Notes on "Why Aren't Operating Systems Getting Faster As Fast as Hardware"

Runs a suite of microbenchmarks on several OS and hardware configurations. Finds that newer OSs don’t speed up proportionally to the CPU. While the newer OSs are generally absolutely faster than older OSs, the older OSs seem to be more efficient on their hardware.

The paper finds that memory and I/O are major bottlenecks, and that some OSs may have bugs. The author concludes that speeding up memory performance will be “very difficult”, and and predicts that the speed of memory will continue to be a bottleneck unless memory bandwidth improves dramatically.

To solve the bottleneck of synchronous disk I/Os, the paper suggests the following techniques to decouple file system performance from disk performance.

Benchmarks Used

  1. Kernel Entry-Exit. Repeatedly invokes getpid, and measures the average time per invocation. Newer OSs performed worse relative to their hardware.
  2. Context Switching. Measures the cost of a context switch and small pipe reads and writes. Forks a child process and repeatedly passes 1 byte between child and parent using 2 pipes. Newer OSs performed worse relative to their hardware.
  3. Select. Creates pipes, places data in some of those pipes, and calls select to determine how many pipes are readable. Newer commercial OSs generally performed well, but some newer research OSs performed slower than expected. Proposes that RISC/os’s select kernel call has a bug causing a 10 ms delay.
  4. Block Copy. Transfers large blocks of data from one area of memory to another. Doesn’t stress the OS, but performance differences appear mainly due to cache organizations and memory bandwidths of different machines. Finds that performance relative to CPU drops with faster processors. Because RISC enables faster CPUs, memory-intensive applications will benefit less from RISC architectures compared to CPU-intensive applications.
  5. Read from File Cache. Opens a large file and reads it repeatedly in 16 kB blocks. Measures the cost of entering the kernel and copying data from the kernel’s file cache to a buffer in the benchmark’s address space. Files were small enough to fit in the main-memory file cache, but large enough that the data copied was not present in a hardware cache. Reflects memory bandwidths from (4).
  6. Modified Andrew Benchmark.
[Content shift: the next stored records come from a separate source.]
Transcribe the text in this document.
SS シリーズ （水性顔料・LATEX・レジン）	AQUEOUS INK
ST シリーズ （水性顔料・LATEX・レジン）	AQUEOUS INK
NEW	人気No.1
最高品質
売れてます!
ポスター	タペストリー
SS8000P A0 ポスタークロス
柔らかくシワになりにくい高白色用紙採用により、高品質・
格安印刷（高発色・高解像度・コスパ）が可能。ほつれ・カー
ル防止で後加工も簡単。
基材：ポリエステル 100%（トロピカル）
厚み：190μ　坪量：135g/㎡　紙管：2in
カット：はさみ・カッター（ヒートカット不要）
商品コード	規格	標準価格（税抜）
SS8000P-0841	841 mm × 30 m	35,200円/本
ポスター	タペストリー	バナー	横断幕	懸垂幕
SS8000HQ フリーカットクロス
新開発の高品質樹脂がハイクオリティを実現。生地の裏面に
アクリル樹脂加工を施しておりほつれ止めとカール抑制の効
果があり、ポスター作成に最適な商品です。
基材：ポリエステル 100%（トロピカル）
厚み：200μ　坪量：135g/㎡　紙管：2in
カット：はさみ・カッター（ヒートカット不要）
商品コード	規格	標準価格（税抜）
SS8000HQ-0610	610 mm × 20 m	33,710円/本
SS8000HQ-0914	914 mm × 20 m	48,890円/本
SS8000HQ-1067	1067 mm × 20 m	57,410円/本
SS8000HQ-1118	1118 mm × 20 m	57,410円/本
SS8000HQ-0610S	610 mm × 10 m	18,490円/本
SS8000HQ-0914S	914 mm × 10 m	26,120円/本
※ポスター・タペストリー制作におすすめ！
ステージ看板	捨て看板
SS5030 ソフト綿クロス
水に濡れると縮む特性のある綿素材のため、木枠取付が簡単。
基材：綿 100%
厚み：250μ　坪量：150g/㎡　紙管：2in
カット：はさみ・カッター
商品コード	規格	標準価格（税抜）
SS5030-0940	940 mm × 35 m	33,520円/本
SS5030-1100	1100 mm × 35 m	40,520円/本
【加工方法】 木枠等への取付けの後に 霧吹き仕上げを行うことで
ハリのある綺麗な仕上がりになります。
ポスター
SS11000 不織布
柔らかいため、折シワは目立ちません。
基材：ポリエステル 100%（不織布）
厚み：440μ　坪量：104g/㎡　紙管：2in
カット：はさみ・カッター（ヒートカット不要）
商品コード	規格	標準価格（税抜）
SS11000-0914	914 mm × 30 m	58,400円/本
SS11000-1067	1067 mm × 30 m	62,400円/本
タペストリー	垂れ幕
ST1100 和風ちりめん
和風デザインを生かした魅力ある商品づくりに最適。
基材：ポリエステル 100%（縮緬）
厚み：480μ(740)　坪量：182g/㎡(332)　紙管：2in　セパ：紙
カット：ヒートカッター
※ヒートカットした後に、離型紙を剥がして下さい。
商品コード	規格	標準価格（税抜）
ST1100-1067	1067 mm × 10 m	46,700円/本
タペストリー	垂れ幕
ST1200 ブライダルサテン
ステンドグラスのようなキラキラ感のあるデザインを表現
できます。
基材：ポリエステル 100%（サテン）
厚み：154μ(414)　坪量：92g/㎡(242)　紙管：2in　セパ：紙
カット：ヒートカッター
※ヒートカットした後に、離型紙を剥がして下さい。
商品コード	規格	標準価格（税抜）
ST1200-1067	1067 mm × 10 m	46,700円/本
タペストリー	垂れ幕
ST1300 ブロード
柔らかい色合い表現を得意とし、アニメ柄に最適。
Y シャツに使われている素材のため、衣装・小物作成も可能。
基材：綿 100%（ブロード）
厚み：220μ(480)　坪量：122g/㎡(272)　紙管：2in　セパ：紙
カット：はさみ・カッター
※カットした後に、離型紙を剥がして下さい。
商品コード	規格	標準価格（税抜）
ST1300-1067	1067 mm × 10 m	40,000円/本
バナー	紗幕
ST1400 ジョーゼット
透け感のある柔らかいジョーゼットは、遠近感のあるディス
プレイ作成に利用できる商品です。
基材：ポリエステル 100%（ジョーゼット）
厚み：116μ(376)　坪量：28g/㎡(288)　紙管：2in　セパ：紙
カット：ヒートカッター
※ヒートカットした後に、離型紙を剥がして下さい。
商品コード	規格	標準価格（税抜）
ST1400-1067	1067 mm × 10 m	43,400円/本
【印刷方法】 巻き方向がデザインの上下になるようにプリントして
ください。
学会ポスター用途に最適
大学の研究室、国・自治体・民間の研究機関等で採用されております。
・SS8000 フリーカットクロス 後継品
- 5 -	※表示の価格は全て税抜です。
Macro-benchmark which copies a directory hierarchy containing source code, stat-ing each file in the new hierarchy, reading the contents of every copied file, and compiling the code in the copied hierarchy. The benchmark was modified to always use the same compiler to avoid performance differences between compilers. Newer OSs generally performed worse relative to their hardware. Finds that the penalty for using NFS increases as hardware speeds up.
  7. Open-Close. Repeatedly opens and closes a single file. Attempts to explain why the Sprite file system is faster than the others in (6). Finds that Sprite performs worse on this benchmark.
  8. Create-Delete. Simulates creation, use, and deletion of a temporary file. Finds that Sprite performs better because short-lived files can be created, used, and deleted without writing data to disk, whereas the other OSs force data to disk. Finds a potential issue with mapped files in SunOS 4.0.3.

Takeaways

A neat example of a paper that designs a suite of benchmarks to demonstrate a greater trend: I/O and memory are greater bottlenecks than CPU in OSs. This paper reminds me of An Analysis of Linux Scalability to Many Cores which also designs a suite of benchmarks and similarly suggests performance/scalability improvements to Linux. Despite being written 2 decades later, the paper finds that I/O remains a bottleneck in OSs.